2年縛りにも注意してください。簡易課税を選ぶと原則2年間は継続する必要があり、その間に大きな設備投資をしても還付は受けられません。
判断の手順
- 基準期間の課税売上高を確認する — 5,000万円以下でなければ選べません
- 自社の業種区分とみなし仕入率を確認する
- 直近1年の実績で両方を試算する — 本則ならいくら、簡易ならいくら
- 今後2年の設備投資の予定を確認する — ここが最重要
- 事務負担の差を評価する — 仕入の件数が多いほど簡易課税の効果が大きい
- 期限までに届出を出す
記帳の負担がどれだけ変わるか
本則課税では、仕入1件ごとに次を判定します。
- 課税・非課税・不課税・免税のどれか
- 8%か10%か
- インボイス(適格請求書)があるか
- 無ければ経過措置の割合はどれか
簡易課税なら、これが全部不要になります。月に数百件の仕入がある会社では、記帳の時間が大きく変わります(インボイス制度で記帳がどう変わったか)。

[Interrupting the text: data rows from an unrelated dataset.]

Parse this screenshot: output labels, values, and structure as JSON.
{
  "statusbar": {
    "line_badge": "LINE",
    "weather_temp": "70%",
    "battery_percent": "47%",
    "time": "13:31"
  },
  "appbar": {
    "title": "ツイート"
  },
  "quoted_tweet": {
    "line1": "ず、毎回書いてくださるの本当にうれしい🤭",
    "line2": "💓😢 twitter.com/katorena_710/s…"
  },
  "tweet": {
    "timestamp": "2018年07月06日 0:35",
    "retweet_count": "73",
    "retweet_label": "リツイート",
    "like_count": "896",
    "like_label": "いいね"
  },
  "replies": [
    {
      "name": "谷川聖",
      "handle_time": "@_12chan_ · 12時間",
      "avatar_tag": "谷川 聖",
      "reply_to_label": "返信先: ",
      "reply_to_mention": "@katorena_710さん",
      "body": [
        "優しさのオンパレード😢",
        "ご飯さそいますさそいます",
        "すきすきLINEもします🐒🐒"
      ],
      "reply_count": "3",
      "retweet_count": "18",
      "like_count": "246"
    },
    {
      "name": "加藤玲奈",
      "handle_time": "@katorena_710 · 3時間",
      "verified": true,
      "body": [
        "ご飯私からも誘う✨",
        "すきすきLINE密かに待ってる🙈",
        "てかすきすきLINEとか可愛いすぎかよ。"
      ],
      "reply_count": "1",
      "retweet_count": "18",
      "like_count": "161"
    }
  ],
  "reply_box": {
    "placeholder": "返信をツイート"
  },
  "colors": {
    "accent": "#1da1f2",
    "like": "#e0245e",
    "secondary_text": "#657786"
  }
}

この判定は税務判断にあたるため、無資格の代行業者では決められません。本則課税を選ぶなら、税理士が関与する体制が実務上ほぼ必須です(記帳代行は税理士法違反になるのか)。費用の目安は仕訳件数から試算できます。
この記事に関するよくある質問
簡易課税と本則課税はどちらが有利ですか?
仕入が少ない業種(サービス業・士業・コンサルなど)は簡易課税が有利になりやすく、インボイスの確認が不要になるため事務負担も大きく減ります。一方、大きな設備投資をする期や輸出が多い会社、赤字の場合は本則課税のほうが有利で、還付を受けられることもあります。
簡易課税を選ぶと事務はどれだけ楽になりますか?
本則課税では仕入1件ごとに、課税・非課税・不課税・免税の判定、8%か10%か、インボイスがあるか、無ければ経過措置の割合はどれか——を判定します。簡易課税ならこれが全部不要です。月に数百件の仕入がある会社では記帳の時間が大きく変わります。
あとから変更できますか?
簡易課税は一度選ぶと原則2年間は継続する必要があります。その間に大きな設備投資をしても還付は受けられません。また届出は適用したい課税期間の開始日の前日までで、事後の届出はできません。今後2年の設備投資の予定を確認してから判断してください。